When the consortium surveyed New York-area rabbis last year, only about half said they included such information in their premarital counseling, and more than half said they did not feel they were adequately informed about the topic.
Also in 2009, the consortium conducted a survey of several hundred Jewish couples who married over the past 10 years. Although 80% of them were married by a rabbi, only 4% said they were screened because of a rabbi’s recommendation. While a high percentage of respondents did get screened in the end, the consortium found that more than 50% of them were screened after a pregnancy was already under way.
Experts agree that the optimal time to screen a couple for recessive disorders is prior to pregnancy. Once a woman is pregnant and a child is found to be affected, the only medical choice is whether or not to terminate the pregnancy. Prior to pregnancy, a husband and wife who learn they are both carriers for the same recessive disorder have a wider range of options. They may use in vitro fertilization and pre-implantation genetic diagnosis to select a healthy embryo — or the pair may choose sperm or egg donation, or adoption.

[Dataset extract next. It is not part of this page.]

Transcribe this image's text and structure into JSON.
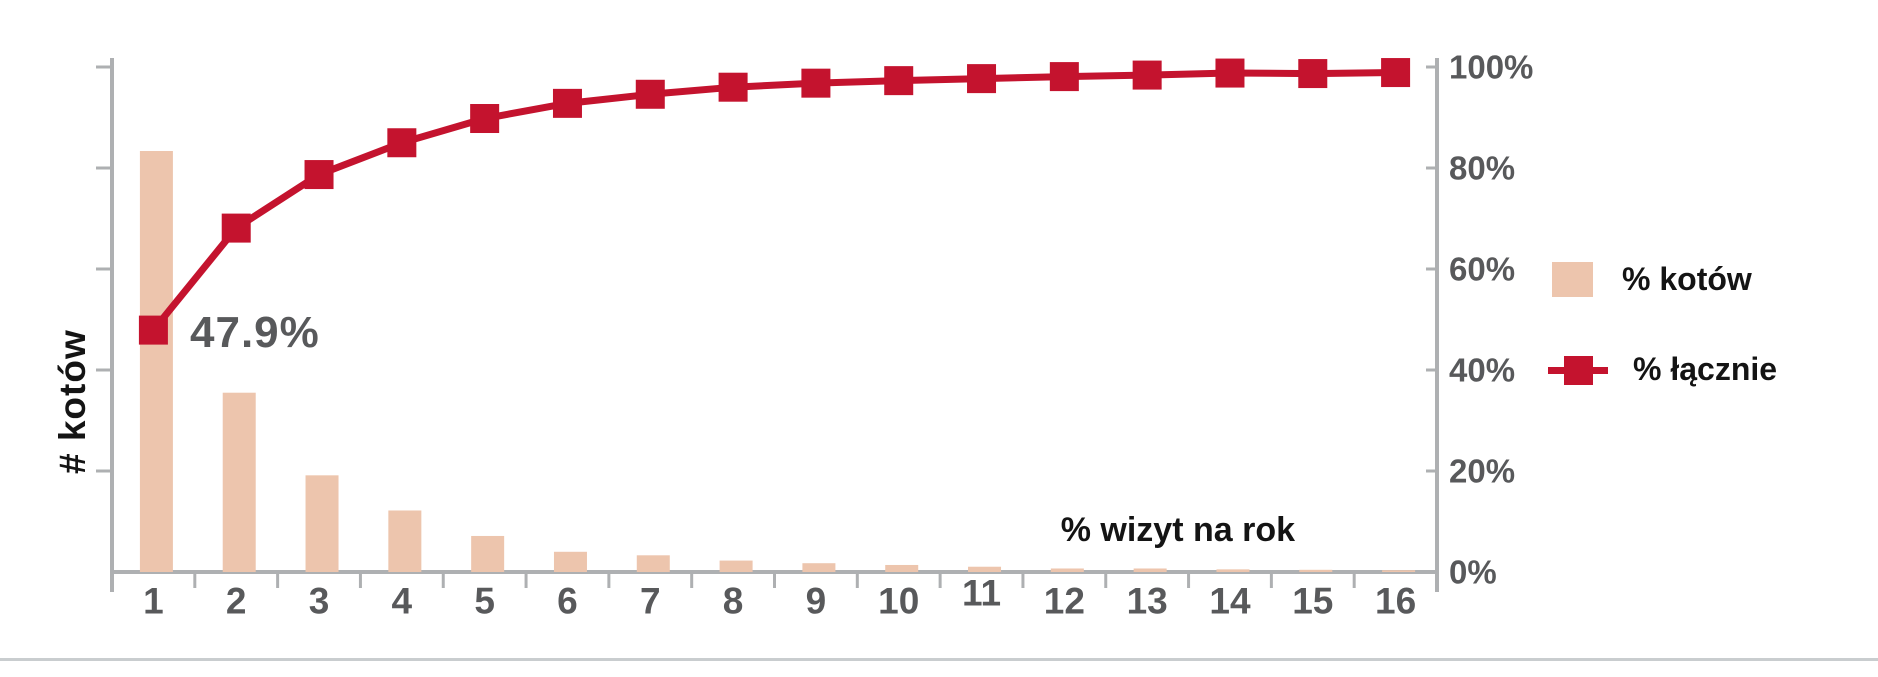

The ultra-Orthodox community, where arranged marriages are common, has long screened young singles to avoid matches between carriers for the same disease.
In the Modern Orthodox world, “there has been a sea change in the past five to 10 years as far as genetic testing goes,” said Rabbi Marc Penner, director of professional rabbinics at Yeshiva University’s Rabbi Isaac Elchanan Theological Seminary. According to Penner, today many young Modern Orthodox singles get tested early on in college, prior to serious dating, because in recent years yeshiva heads have been actively promoting it.
Rabbinic advocates outside the Orthodox world also believe that they are well-positioned to encourage a culture emphasizing carrier screening in their communities.
“No doctor sees the husband and the wife together, unless, maybe, if they have fertility issues,” said Rabbi Avi Olitzky of Beth El Synagogue, a Conservative congregation in Minneapolis. “The rabbi is often the only one to see them both and can therefore be a bridge.”
Olitzky, who arrived in Minneapolis two years ago, has worked with the Minnesota Rabbinical Association to make genetic diseases a priority in premarital counseling. “If we believe that pru urvu, to ‘be fruitful and multiply,’ is a mitzvah, which we do, then we have to be partners in that,” Olitzky said. He said that he broaches the subject during his first session with a couple, along with the various aspects of the wedding, from the ketubah to the meal.
It was contact with Rabbi William Lebeau at the Conservative movement’s Jewish Theological Seminary, where Olitzky was ordained, that, he said, impressed upon him that “transmission of this information falls on the shoulders of the rabbi.”
A former dean of JTS’s rabbinical school, Lebeau is a recognized advocate for raising awareness on Jewish genetic diseases. His involvement dates back to the 1970s when one of his congregants was researching Tay-Sachs. Later, Lebeau’s grandson, now 12, was diagnosed with FD. “Certainly my sense of urgency about this matter increased,” Lebeau said. For many years, Lebeau devoted a class of the senior rabbinic seminar he taught to Jewish genetic diseases.
In recent years, experts have been urging rabbinical schools to cover Jewish genetic diseases more extensively, even as some schools have already stepped up their efforts to do so. Sernovitz said that he and others have been working with HUC-JIR to improve its program.
And many agree that personal experience with an affected child or family goes a long way toward sensitizing a rabbi to the importance of screening.
“Over the course of my rabbinate I have buried eight students with a Jewish genetic disease,” Kasdan recalled. “It’s not theoretical for me.”